I know gay couples who have nursed each other through lazik surgery and chemotherapy. I know a gay couple who have remodelled a marvellous historic farmhouse, restoring it to its authentic beauty.

See what happens when a straight couple just has the builder in to pave the pool area…one partner invariably leaves to take up residence at a hotel for the duration.

In the restaurant you can tell who is heterosexual: the straights are always consulting their iPhones or looking at the door as if Katy Perry were expected to walk through any minute. (Or as they like, ungrammatically, to say here ‘momentarily.’)

Of course she has had the mandatory (in the Yooessay) boob enhancement and so much botox that her eyebrows are like those of a startled Kabuki dancer. But she is a nurtured woman. She is the embodiment of her husband’s success. Who cares if the relationship is more or less – more more than less – platonic. She is, as Germaine Greer wrote all that time ago, the dead heart of the family, spending her husband’s earnings on consumer goods to enhance the environment in which he eats, sleeps and watches the television.

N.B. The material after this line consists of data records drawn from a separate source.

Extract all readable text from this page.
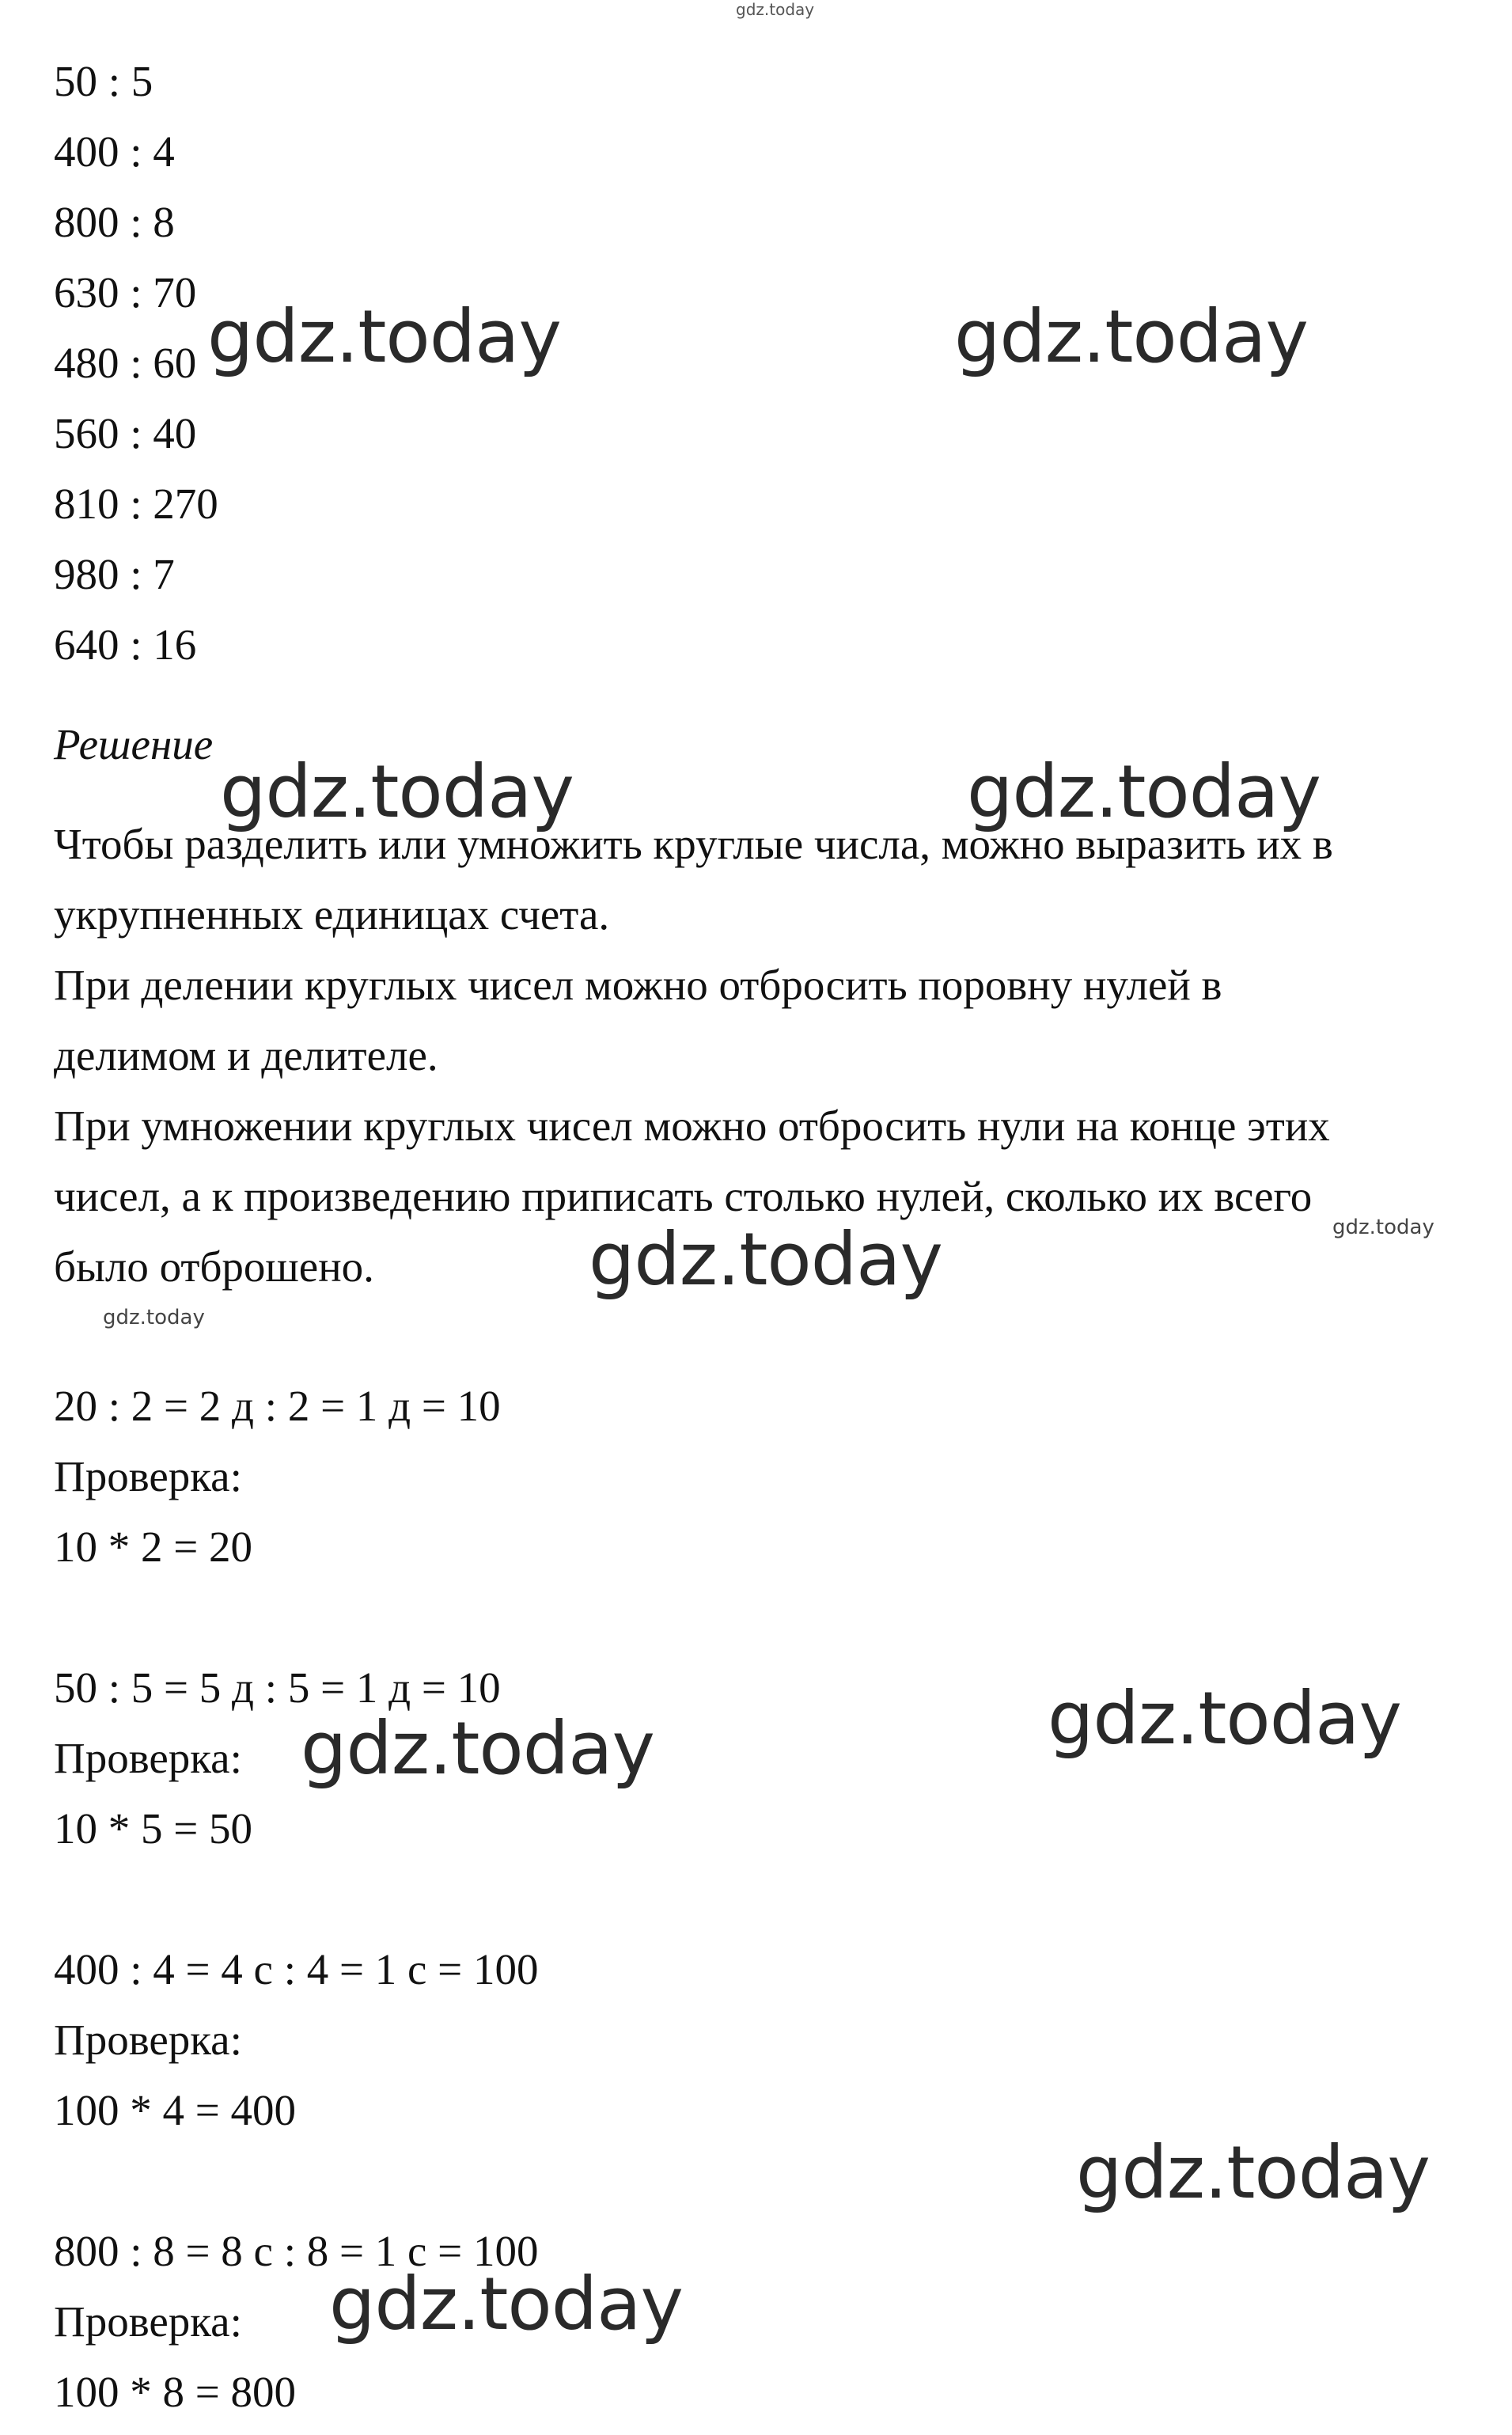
50 : 5
400 : 4
800 : 8
630 : 70
480 : 60
560 : 40
810 : 270
980 : 7
640 : 16
Решение
Чтобы разделить или умножить круглые числа, можно выразить их в
укрупненных единицах счета.
При делении круглых чисел можно отбросить поровну нулей в
делимом и делителе.
При умножении круглых чисел можно отбросить нули на конце этих
чисел, а к произведению приписать столько нулей, сколько их всего
было отброшено.
20 : 2 = 2 д : 2 = 1 д = 10
Проверка:
10 * 2 = 20
50 : 5 = 5 д : 5 = 1 д = 10
Проверка:
10 * 5 = 50
400 : 4 = 4 с : 4 = 1 с = 100
Проверка:
100 * 4 = 400
800 : 8 = 8 с : 8 = 1 с = 100
Проверка:
100 * 8 = 800
gdz.today
gdz.today	gdz.today
gdz.today	gdz.today
gdz.today
gdz.today
gdz.today
gdz.today
gdz.today
gdz.today
gdz.today
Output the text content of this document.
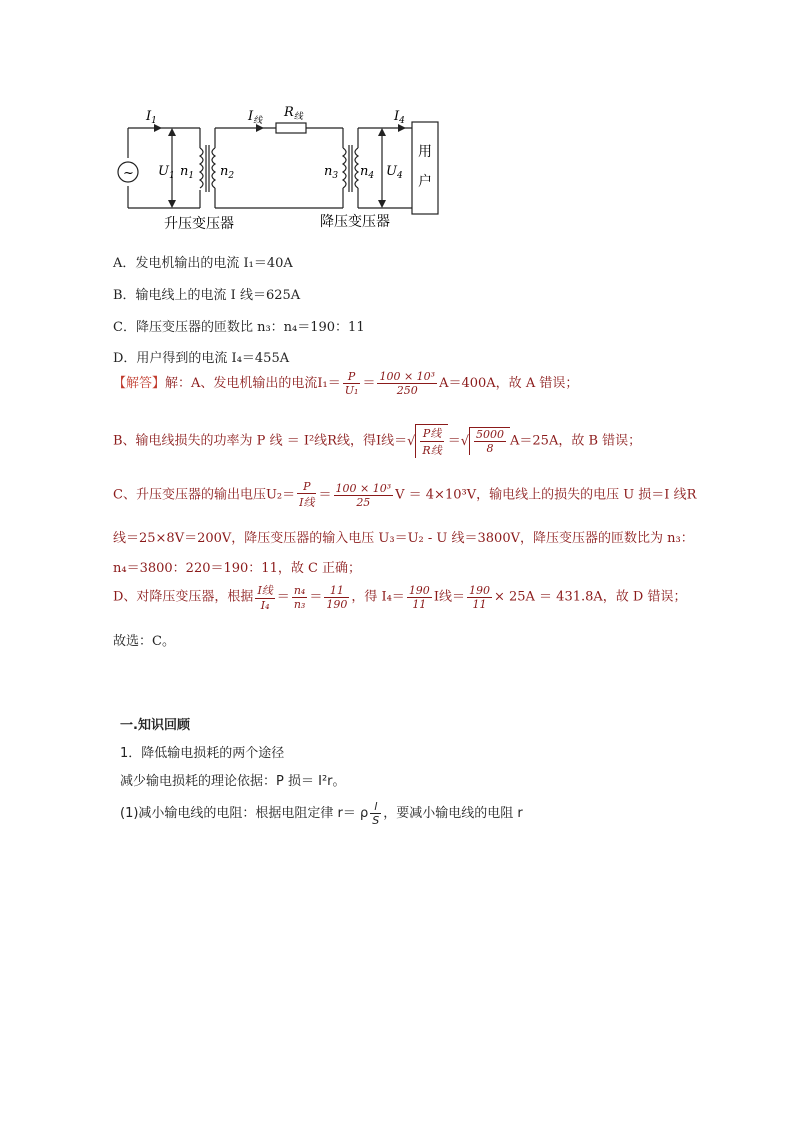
~
$I_1$	$I_线$
$R_线$	$I_4$
$U_1$ $n_1$ $n_2$	$n_3$ $n_4$ $U_4$
用
户
升压变压器	降压变压器
A．发电机输出的电流 I₁＝40A
B．输电线上的电流 I 线＝625A
C．降压变压器的匝数比 n₃：n₄＝190：11
D．用户得到的电流 I₄＝455A
【解答】解：A、发电机输出的电流$I_1= \frac{P}{\text{U₁}} = \frac{\text{100 × 10³}}{250} A=400A$，故 A 错误；
B、输电线损失的功率为 P 线 ＝ I²线R线，得I线＝√ $\frac{\text{P线}}{\text{R线}}$ ＝√ $\frac{5000}{8} A=25A$，故 B 错误；
C、升压变压器的输出电压$U_2= \frac{P}{\text{I线}} = \frac{\text{100 × 10³}}{25}$ V ＝ 4×10³V，输电线上的损失的电压 U 损＝I 线R
线＝25×8V＝200V，降压变压器的输入电压 U₃＝U₂ - U 线＝3800V，降压变压器的匝数比为 n₃：
n₄＝3800：220＝190：11，故 C 正确；
D、对降压变压器，根据 $\frac{\text{I线}}{\text{I₄}} = \frac{\text{n₄}}{\text{n₃}} = \frac{11}{190}$ ，得 $I_4= \frac{190}{11}$ I线＝ $\frac{190}{11} \times 25A = 431.8A$，故 D 错误；
故选：C。
一.知识回顾
1．降低输电损耗的两个途径
减少输电损耗的理论依据：P 损＝ I²r。
(1)减小输电线的电阻：根据电阻定律 r＝ ρ $\frac{l}{S}$ ，要减小输电线的电阻 r
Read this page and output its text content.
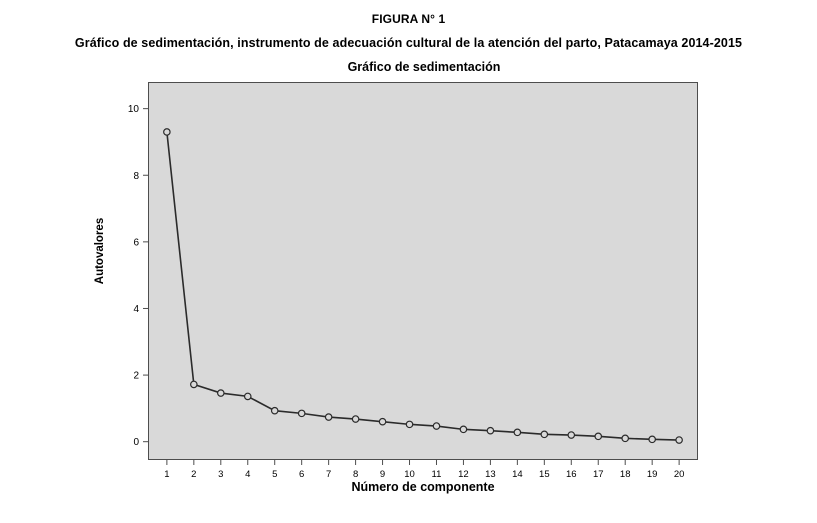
FIGURA N° 1
Gráfico de sedimentación, instrumento de adecuación cultural de la atención del parto, Patacamaya 2014-2015
Gráfico de sedimentación
Autovalores
Número de componente
0
2
4
6
8
10
1 2 3 4 5 6 7 8 9 10 11 12 13 14 15 16 17 18 19 20
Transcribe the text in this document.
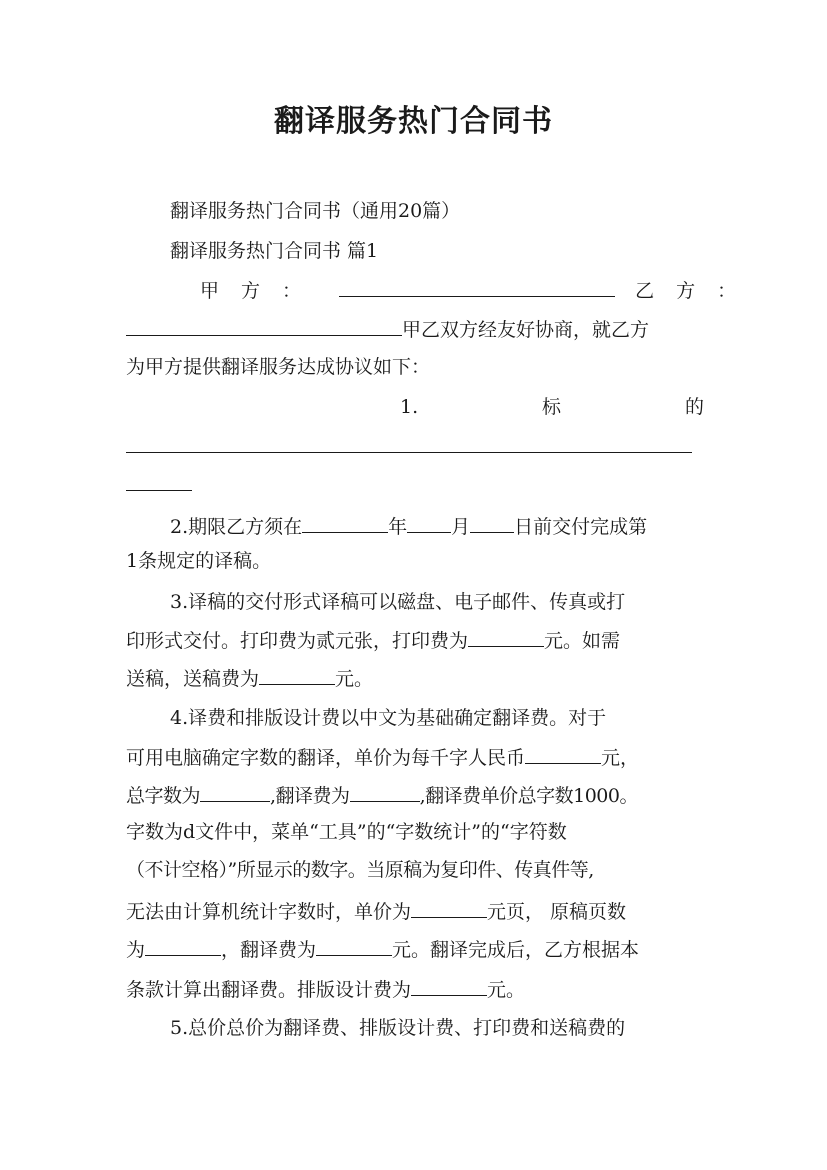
翻译服务热门合同书
翻译服务热门合同书（通用20篇）
翻译服务热门合同书 篇1
甲方：	乙方：
甲乙双方经友好协商，就乙方
为甲方提供翻译服务达成协议如下：
1.	标	的
2.期限乙方须在	年 月 日前交付完成第
1条规定的译稿。
3.译稿的交付形式译稿可以磁盘、电子邮件、传真或打
印形式交付。打印费为贰元张，打印费为	元。如需
送稿，送稿费为	元。
4.译费和排版设计费以中文为基础确定翻译费。对于
可用电脑确定字数的翻译，单价为每千字人民币	元，
总字数为	,翻译费为	,翻译费单价总字数1000。
字数为d文件中，菜单“工具”的“字数统计”的“字符数
（不计空格）”所显示的数字。当原稿为复印件、传真件等,
无法由计算机统计字数时，单价为	元页， 原稿页数
为	，翻译费为	元。翻译完成后，乙方根据本
条款计算出翻译费。排版设计费为	元。
5.总价总价为翻译费、排版设计费、打印费和送稿费的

Then there is the issue of creativity. More often than not, the gay gene is twinned with the artistic one. If Michaelangelo were straight the Sistine Chapel ceiling would have been painted a serviceable grey and done with a Renaissance roller.

If Karl Lagerfeld were straight…well lets not go there.

Gay people have their own language (cf Friends of Dorothy)….Jewish people lapse into Yiddish. Straight people just have “amazing.”

Perhaps, as Dotty Parker said ‘Heterosexuality is not normal it’s just common.

Disclaimer: The opinions in this piece are not necessarily those of the management.